The social structure of mesoplodonts is not well understood but it appears that smaller species live in groups with a single mature male and females with their young, although larger groups have occasionally been observed as well. Older males with scars may be seen with different groups of females, indicating that they may fight for access to females using their teeth. Stranded adult males of Deraniyagala's beaked whales have been found with chipped teeth that suggest combat with other adult males. A possible explanation for this may be that male beaked whales fight other males of the same species for control of a group of females.
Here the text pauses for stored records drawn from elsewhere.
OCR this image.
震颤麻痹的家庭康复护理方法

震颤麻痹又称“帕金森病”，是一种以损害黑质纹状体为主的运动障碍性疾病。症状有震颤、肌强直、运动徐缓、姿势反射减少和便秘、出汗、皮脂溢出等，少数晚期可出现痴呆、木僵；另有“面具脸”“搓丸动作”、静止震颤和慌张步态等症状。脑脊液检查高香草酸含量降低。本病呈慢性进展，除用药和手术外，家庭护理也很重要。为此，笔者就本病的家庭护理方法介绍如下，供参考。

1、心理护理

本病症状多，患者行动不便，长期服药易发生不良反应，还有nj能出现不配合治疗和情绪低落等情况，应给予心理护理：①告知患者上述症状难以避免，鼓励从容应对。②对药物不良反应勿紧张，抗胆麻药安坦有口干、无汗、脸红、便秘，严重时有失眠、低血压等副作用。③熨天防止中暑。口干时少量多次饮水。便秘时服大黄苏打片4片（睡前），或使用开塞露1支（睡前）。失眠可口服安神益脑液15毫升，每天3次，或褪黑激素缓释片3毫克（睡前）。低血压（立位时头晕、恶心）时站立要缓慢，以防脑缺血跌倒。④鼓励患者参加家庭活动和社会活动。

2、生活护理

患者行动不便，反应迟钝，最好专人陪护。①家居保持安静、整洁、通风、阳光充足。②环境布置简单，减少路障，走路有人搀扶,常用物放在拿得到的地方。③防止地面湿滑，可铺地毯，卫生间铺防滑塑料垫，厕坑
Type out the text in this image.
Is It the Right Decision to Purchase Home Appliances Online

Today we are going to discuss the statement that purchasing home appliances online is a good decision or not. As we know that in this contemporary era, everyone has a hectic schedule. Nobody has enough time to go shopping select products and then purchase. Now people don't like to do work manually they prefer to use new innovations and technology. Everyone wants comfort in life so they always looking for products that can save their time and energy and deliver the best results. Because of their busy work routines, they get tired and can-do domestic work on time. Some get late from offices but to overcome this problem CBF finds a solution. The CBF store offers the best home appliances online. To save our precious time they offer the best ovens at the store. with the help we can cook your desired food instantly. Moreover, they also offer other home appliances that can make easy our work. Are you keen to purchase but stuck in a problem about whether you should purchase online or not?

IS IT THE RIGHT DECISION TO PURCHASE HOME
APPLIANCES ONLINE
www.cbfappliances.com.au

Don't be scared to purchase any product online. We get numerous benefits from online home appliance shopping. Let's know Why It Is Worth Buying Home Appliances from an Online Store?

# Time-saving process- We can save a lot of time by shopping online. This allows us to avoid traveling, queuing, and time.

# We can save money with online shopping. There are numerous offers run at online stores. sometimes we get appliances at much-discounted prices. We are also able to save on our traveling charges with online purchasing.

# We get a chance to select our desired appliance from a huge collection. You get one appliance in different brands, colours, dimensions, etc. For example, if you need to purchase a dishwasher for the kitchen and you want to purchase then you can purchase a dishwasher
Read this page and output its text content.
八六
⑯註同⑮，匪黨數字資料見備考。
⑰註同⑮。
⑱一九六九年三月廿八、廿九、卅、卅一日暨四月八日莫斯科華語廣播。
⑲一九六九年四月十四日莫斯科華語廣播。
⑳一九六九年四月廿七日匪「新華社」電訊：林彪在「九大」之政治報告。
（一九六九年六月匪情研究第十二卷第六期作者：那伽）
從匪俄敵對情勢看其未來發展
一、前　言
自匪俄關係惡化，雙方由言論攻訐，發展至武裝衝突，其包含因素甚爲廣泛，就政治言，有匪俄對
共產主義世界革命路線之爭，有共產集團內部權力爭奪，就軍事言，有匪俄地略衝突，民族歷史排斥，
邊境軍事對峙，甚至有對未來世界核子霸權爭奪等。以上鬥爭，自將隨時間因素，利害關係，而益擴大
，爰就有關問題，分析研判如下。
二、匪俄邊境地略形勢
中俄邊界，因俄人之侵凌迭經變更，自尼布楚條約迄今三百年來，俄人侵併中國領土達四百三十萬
Deraniyagala's beaked whale can also stay underwater for hours before surfacing to breathe. In 2019, a group of researchers observed beaked whales taking 3 short dives of between 14 and 18 minutes, briefly surfacing in between for 1–5 minutes. Then, after a fourth dive, the whales stayed submerged for 1.8 hours before resurfacing. This suggests that like most other mesoplodonts, Deraniyagala's beaked whale is capable of staying submerged for hours at a time.

==Conservation==

Plastic pollution is a major issue threatening the lives of beaked whales such as M. hotaula. When plastics are ingested, they can cause blockages or tears in the digestive system, preventing the animal from properly digesting food and leading to malnutrition. Plastics can also release toxins into the animal's body, causing chemical poisoning. In addition to the direct physical impacts, ingestion of plastics can also negatively affect the behavior and reproductive success of marine animals.

Other ocean debris have been mentioned as possible threats for Deraniyagala's beaked whale. The individuals suspected to be members of the species sighted in 2019 had unusual indentations on the lips, which researchers believed could have been caused by marine debris or fishing line. Additionally, a stranded individual was found in on a beach in the Philippines in 2012, and died shortly after it was found. Further examination revealed that the whale had only a black rope and a piece of coal in its stomach. Researchers believed that the consumption of these items could have led to the whale's death.